Innovatoren waren die Bee Gees nie, aber Motoren einer Disco-Bewegung. Das waren die Jahre, in denen Robins klares Vibrato den Konkurrenzkampf gegen Barrys nun ständig bemühtes Falsett verlor. Als die Disco-Masche zu Beginn der 80er nicht mehr zog und es stiller um das Trio wurde, machte Robin erneut allein auf sich aufmerksam. Die Single "Juliet" ist der erfolgreichste Titel, der abseits der versammelten Bruderschaft erschien.

Robin Gibb kam am 22. Dezember 1949 auf der britischen Isle of Man eine halbe Stunde früher als sein Zwillingsbruder Maurice zur Welt, Barry war damals drei Jahre alt. Schon als Kinder landeten die drei 1963 einen Hit mit "The Battle of the Blue and Grey".

Bis heute haben die Bee Gees über 200 Millionen Platten verkauft.
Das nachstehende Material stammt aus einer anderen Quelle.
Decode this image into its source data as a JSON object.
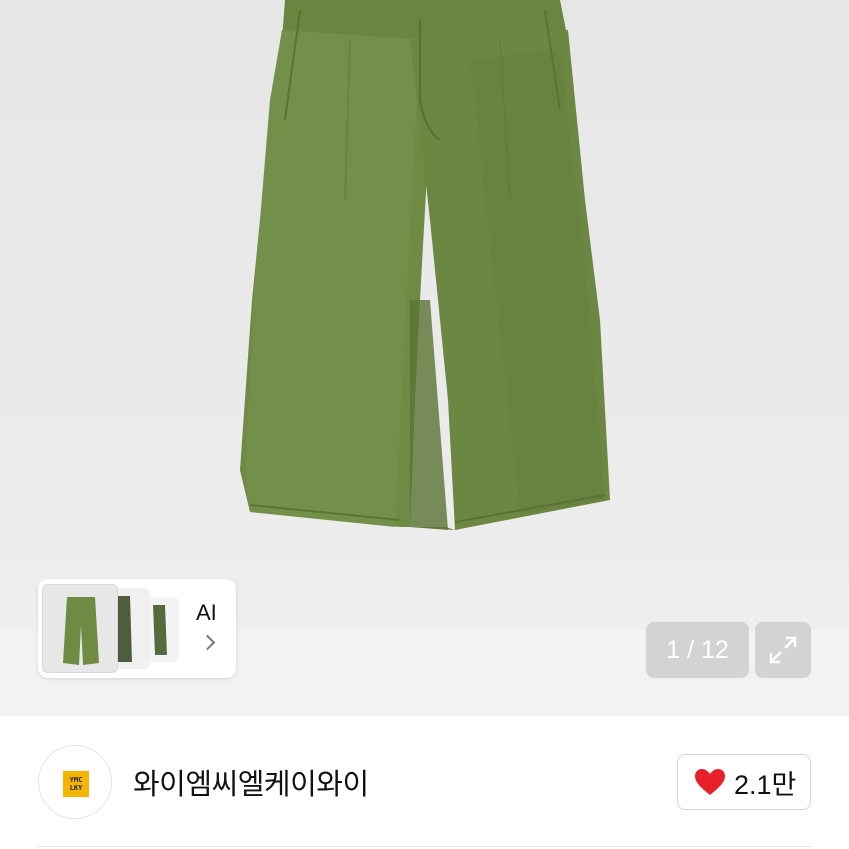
{
  "gallery": {
    "ai_label": "AI",
    "counter": "1 / 12",
    "colors": {
      "pants": "#6f8a43",
      "pants_shadow": "#5a7335"
    }
  },
  "seller": {
    "name": "와이엠씨엘케이와이",
    "logo_text_line1": "YMC",
    "logo_text_line2": "LKY",
    "logo_color": "#f4b400"
  },
  "like": {
    "count": "2.1만",
    "heart_color": "#e8202a"
  }
}
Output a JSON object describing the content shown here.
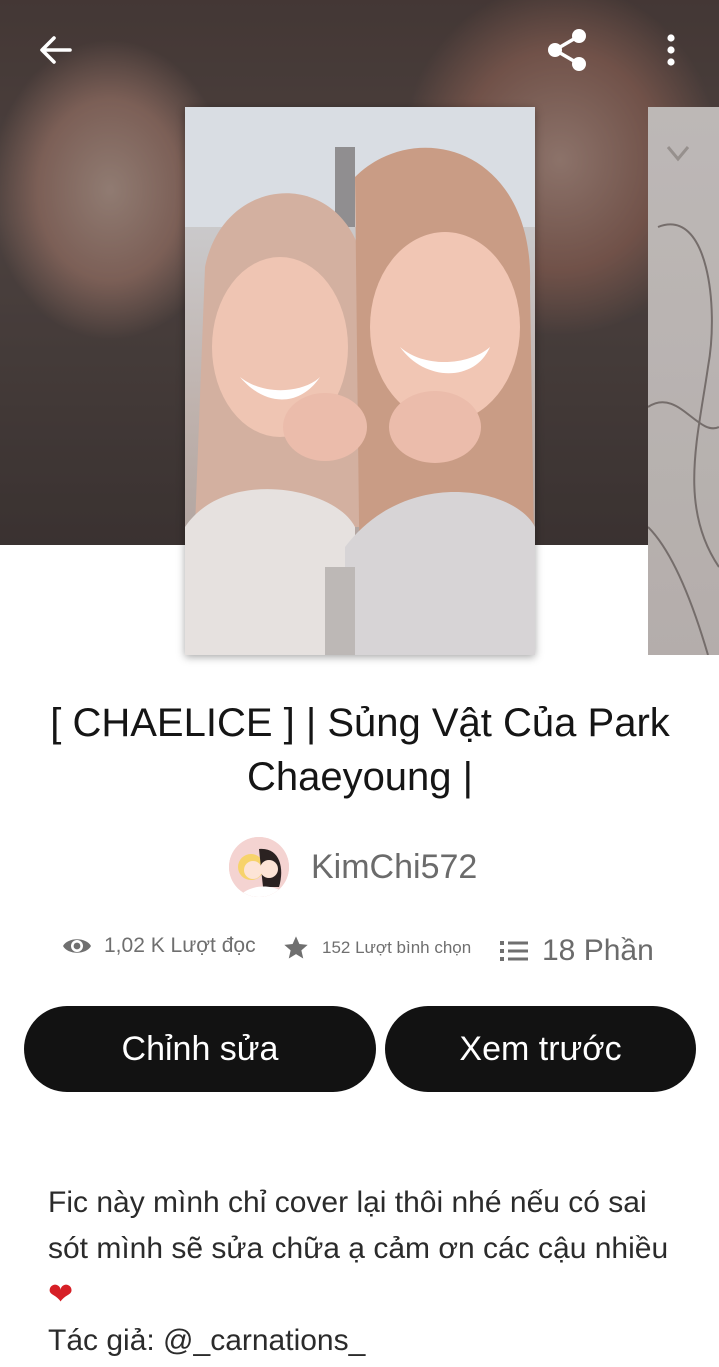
{
  "header": {
    "back_icon": "arrow-left-icon",
    "share_icon": "share-icon",
    "more_icon": "more-vertical-icon"
  },
  "story": {
    "title": "[ CHAELICE ] | Sủng Vật Của Park Chaeyoung |",
    "author": "KimChi572"
  },
  "stats": {
    "reads": "1,02 K Lượt đọc",
    "votes": "152 Lượt bình chọn",
    "parts": "18 Phần"
  },
  "actions": {
    "edit_label": "Chỉnh sửa",
    "preview_label": "Xem trước"
  },
  "description": {
    "line1": "Fic này mình chỉ cover lại thôi nhé nếu có sai sót mình sẽ sửa chữa ạ cảm ơn các cậu nhiều",
    "heart": "❤",
    "line2": "Tác giả: @_carnations_"
  },
  "colors": {
    "button_bg": "#121212",
    "heart": "#d61f26"
  }
}
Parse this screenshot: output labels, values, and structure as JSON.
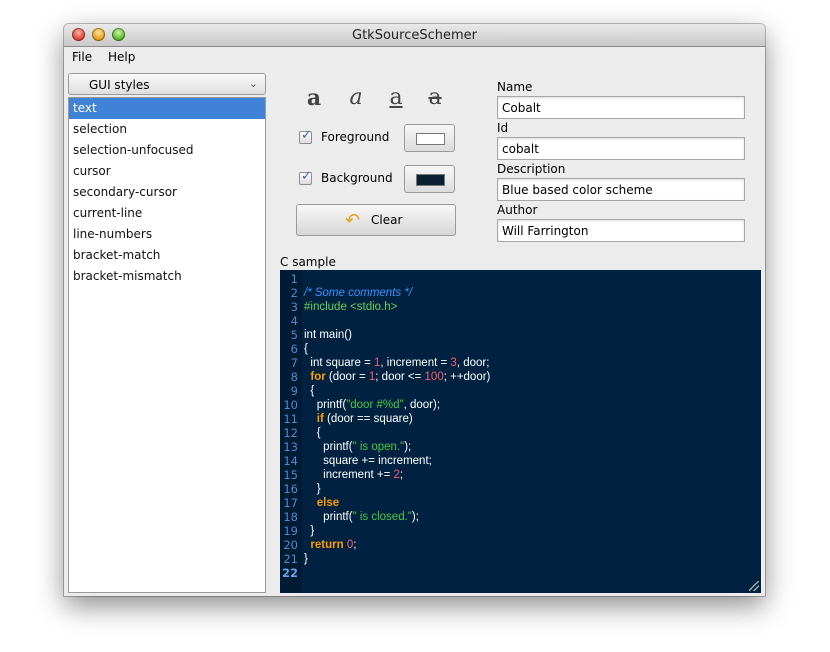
{
  "window": {
    "title": "GtkSourceSchemer"
  },
  "menu": {
    "items": [
      "File",
      "Help"
    ]
  },
  "styles_combo": {
    "value": "GUI styles"
  },
  "style_list": [
    "text",
    "selection",
    "selection-unfocused",
    "cursor",
    "secondary-cursor",
    "current-line",
    "line-numbers",
    "bracket-match",
    "bracket-mismatch"
  ],
  "selected_style": "text",
  "text_style_icons": [
    "bold-icon",
    "italic-icon",
    "underline-icon",
    "strikethrough-icon"
  ],
  "foreground": {
    "label": "Foreground",
    "checked": true,
    "color": "#ffffff"
  },
  "background": {
    "label": "Background",
    "checked": true,
    "color": "#0b1f33"
  },
  "clear_button": {
    "label": "Clear",
    "icon": "undo-arrow-icon"
  },
  "fields": {
    "name_label": "Name",
    "name_value": "Cobalt",
    "id_label": "Id",
    "id_value": "cobalt",
    "description_label": "Description",
    "description_value": "Blue based color scheme",
    "author_label": "Author",
    "author_value": "Will Farrington"
  },
  "sample": {
    "label": "C sample"
  },
  "code_lines": [
    [],
    [
      [
        "c-comment",
        "/* Some comments */"
      ]
    ],
    [
      [
        "c-prep",
        "#include <stdio.h>"
      ]
    ],
    [],
    [
      [
        "",
        "int main()"
      ]
    ],
    [
      [
        "",
        "{"
      ]
    ],
    [
      [
        "",
        "  int square = "
      ],
      [
        "c-num",
        "1"
      ],
      [
        "",
        ", increment = "
      ],
      [
        "c-num",
        "3"
      ],
      [
        "",
        ", door;"
      ]
    ],
    [
      [
        "c-keyword",
        "  for"
      ],
      [
        "",
        " (door = "
      ],
      [
        "c-num",
        "1"
      ],
      [
        "",
        "; door <= "
      ],
      [
        "c-num",
        "100"
      ],
      [
        "",
        "; ++door)"
      ]
    ],
    [
      [
        "",
        "  {"
      ]
    ],
    [
      [
        "",
        "    printf("
      ],
      [
        "c-str",
        "\"door #%d\""
      ],
      [
        "",
        ", door);"
      ]
    ],
    [
      [
        "c-keyword",
        "    if"
      ],
      [
        "",
        " (door == square)"
      ]
    ],
    [
      [
        "",
        "    {"
      ]
    ],
    [
      [
        "",
        "      printf("
      ],
      [
        "c-str",
        "\" is open.\""
      ],
      [
        "",
        ");"
      ]
    ],
    [
      [
        "",
        "      square += increment;"
      ]
    ],
    [
      [
        "",
        "      increment += "
      ],
      [
        "c-num",
        "2"
      ],
      [
        "",
        ";"
      ]
    ],
    [
      [
        "",
        "    }"
      ]
    ],
    [
      [
        "c-keyword",
        "    else"
      ]
    ],
    [
      [
        "",
        "      printf("
      ],
      [
        "c-str",
        "\" is closed.\""
      ],
      [
        "",
        ");"
      ]
    ],
    [
      [
        "",
        "  }"
      ]
    ],
    [
      [
        "c-keyword",
        "  return"
      ],
      [
        "",
        " "
      ],
      [
        "c-num",
        "0"
      ],
      [
        "",
        ";"
      ]
    ],
    [
      [
        "",
        "}"
      ]
    ],
    []
  ]
}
Ihre Weichspül-Kompositionen stecken aber auch in Songs anderer Musikgrößen: Diana Ross, Kenny Rogers oder Dionne Warwick. Aus deren Hit "Heartbreaker" und in Barbra Streisands "Woman In Love" tönen leicht erkennbar die Gibb-Stimmen als Background-Chor. 1987 gelang ihnen mit "You Win Again" noch einmal ein großer Wurf.

Neben der beruflichen Karriere hatten die Gibbs harte private Schläge zu verkraften. Der jüngste Bruder Andy, kein Mitglied der Band, starb 1988 30-jährig an einem Herzinfarkt, Maurice überstand vor neun Jahren eine Darmerkrankung nicht. Bei seinem Zwillingsbruder wurde 2010 bei einer Darmoperation ein Tumor entdeckt. Seitdem unterzog er sich mehreren Operationen und Chemotherapien, ging trotz allem auf Tournee. "Manchmal frage ich mich, ob all die Tragödien, die meine Familie erleiden muss, eine Art Preis dafür ist, den wir für den ganzen Ruhm und das ganze Glück, das wir hatten, bezahlen müssen", so zitiert ihn die britische Zeitung "The Sun" im März.

Vor zwei Monaten verkündete Gibb, er befinde sich auf dem Weg der Besserung; dann kam der Rückfall, eine Lungenentzündung schwächte ihn. Er fiel an jenem April-Tag ins Koma, an dem sein mit Sohn Robin-John komponiertes Klassikstück "Titanic Requiem" in London uraufgeführt wurde. Der Trotz und sein Wille, den Kampf zu gewinnen, ließen Gibb nach einer Woche erwachen. Doch einen Monat später konnte der Mann, der zweimal verheiratet war und drei Kinder hinterlässt, endlich loslassen.

Nur drei Tage nach dem Tod von Disco-Queen Donna Summer wieder eine Stimme weniger aus einem Zeitalter des glitzernden Disco-Pop, das kein Epigone zurückholen kann.